The study will help the service better understand the risks and best approach for developing an affordable, survivable, high water speed vehicle, John Burrow, ACV director, told Inside the NavyMarch 19 during an interview at Marine Corps Base Quantico, VA.
"This vehicle will be in the Marine Corps serving the nation for a long time, so we've got to get it right," he said.
The study, which just began, will last about six months, but Burrow does not see it significantly impacting the program's time line because of its nature. . . ."Some of the concept design work we're going to be exploring will help to mitigate, I think, the time line, number one. And number two, because we're leveraging some of the existing technology, then we can minimize some of the development time associated with that," he said.
First.  On the Special MAGTF.  I despise duplication of effort.  I don't like it when a new wheel is invented when a tried and true one will get the job done.

MEU's could handle those situations that this new MAGTF is being designed for.  Instead, we're about to stand up a new formation.  If an MEU isn't in range then what about Rangers, SEALs, MARSOC or hell even the 82nd?  If the issue is really AFRICOM and having a force that can rapidly deploy throughout that continent then why aren't we looking at a joint solution?  I just don't see this as a wise use of limited resources.

On the Amphibious Combat Vehicle...did I just read that it is again going to be delayed?  I am speechless.

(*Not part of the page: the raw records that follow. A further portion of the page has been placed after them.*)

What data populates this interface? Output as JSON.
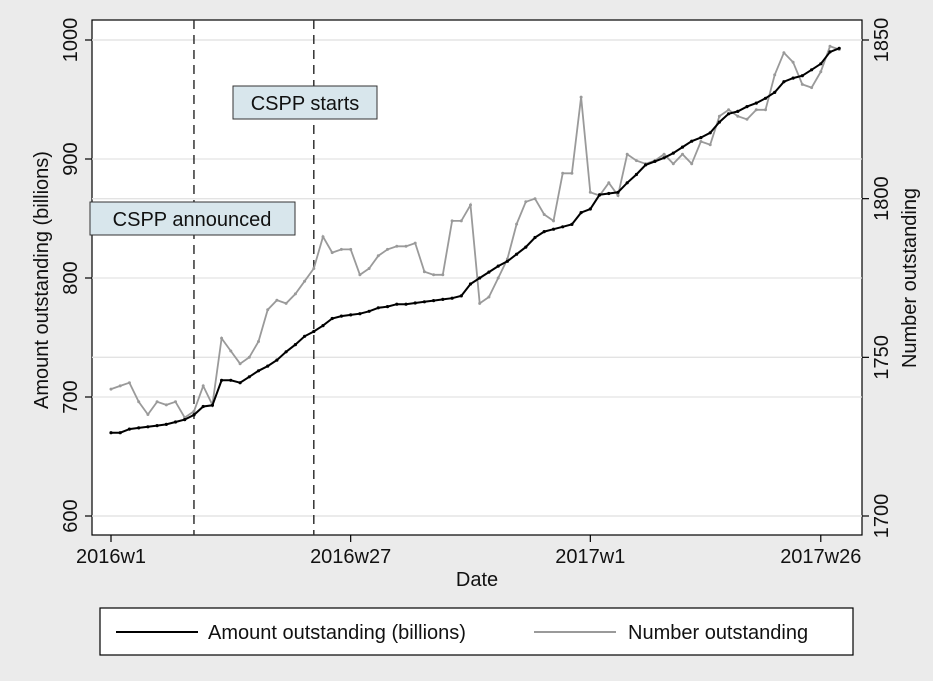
{
  "chart_data": {
    "type": "line",
    "xlabel": "Date",
    "ylabel_left": "Amount outstanding (billions)",
    "ylabel_right": "Number outstanding",
    "x_ticks": [
      "2016w1",
      "2016w27",
      "2017w1",
      "2017w26"
    ],
    "x_tick_weeks": [
      1,
      27,
      53,
      78
    ],
    "xlim": [
      1,
      79
    ],
    "left_ticks": [
      600,
      700,
      800,
      900,
      1000
    ],
    "left_ylim": [
      600,
      1000
    ],
    "right_ticks": [
      1700,
      1750,
      1800,
      1850
    ],
    "right_ylim": [
      1700,
      1850
    ],
    "grid": "horizontal at left-axis ticks and right-axis ticks",
    "annotations": [
      {
        "label": "CSPP announced",
        "week": 10
      },
      {
        "label": "CSPP starts",
        "week": 23
      }
    ],
    "series": [
      {
        "name": "Amount outstanding (billions)",
        "axis": "left",
        "color": "#000000",
        "values": [
          670,
          670,
          673,
          674,
          675,
          676,
          677,
          679,
          681,
          685,
          692,
          693,
          714,
          714,
          712,
          717,
          722,
          726,
          731,
          738,
          744,
          751,
          755,
          760,
          766,
          768,
          769,
          770,
          772,
          775,
          776,
          778,
          778,
          779,
          780,
          781,
          782,
          783,
          785,
          795,
          800,
          805,
          810,
          814,
          820,
          826,
          834,
          839,
          841,
          843,
          845,
          855,
          858,
          870,
          871,
          872,
          880,
          887,
          895,
          898,
          901,
          905,
          910,
          915,
          918,
          922,
          931,
          938,
          940,
          944,
          947,
          951,
          956,
          965,
          968,
          970,
          975,
          980,
          990,
          993
        ]
      },
      {
        "name": "Number outstanding",
        "axis": "right",
        "color": "#9a9a9a",
        "values": [
          1740,
          1741,
          1742,
          1736,
          1732,
          1736,
          1735,
          1736,
          1731,
          1733,
          1741,
          1735,
          1756,
          1752,
          1748,
          1750,
          1755,
          1765,
          1768,
          1767,
          1770,
          1774,
          1778,
          1788,
          1783,
          1784,
          1784,
          1776,
          1778,
          1782,
          1784,
          1785,
          1785,
          1786,
          1777,
          1776,
          1776,
          1793,
          1793,
          1798,
          1767,
          1769,
          1775,
          1781,
          1792,
          1799,
          1800,
          1795,
          1793,
          1808,
          1808,
          1832,
          1802,
          1801,
          1805,
          1801,
          1814,
          1812,
          1811,
          1812,
          1814,
          1811,
          1814,
          1811,
          1818,
          1817,
          1826,
          1828,
          1826,
          1825,
          1828,
          1828,
          1839,
          1846,
          1843,
          1836,
          1835,
          1840,
          1848,
          1847
        ]
      }
    ]
  }
}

Just a refresher.  This is what the Commandant said...
“There are two answers to that, one is as Commandant of the Marine Corps’s answer which is Before I leave leave office four years from now … we’ll have a program of record, we’ll have steel, there will be a vehicle and I’ll be able to drive it,” Amos said
and....
“I’m trying to pressurize industry, I’m trying to pressurize the acquisition folks, I want the word to get out. If we followed the standard acquisition timeline, which in some cases got us to where we are today, it’ll be 2024.”
and...
“Something probably that resembles the sense of urgency that we had for the MRAP but probably a little bit more scheduled, and that’s what we’re going to do.”
Mark my words.  The US Army will have the GCV and the AMPV in service before a Marine drives the ACV.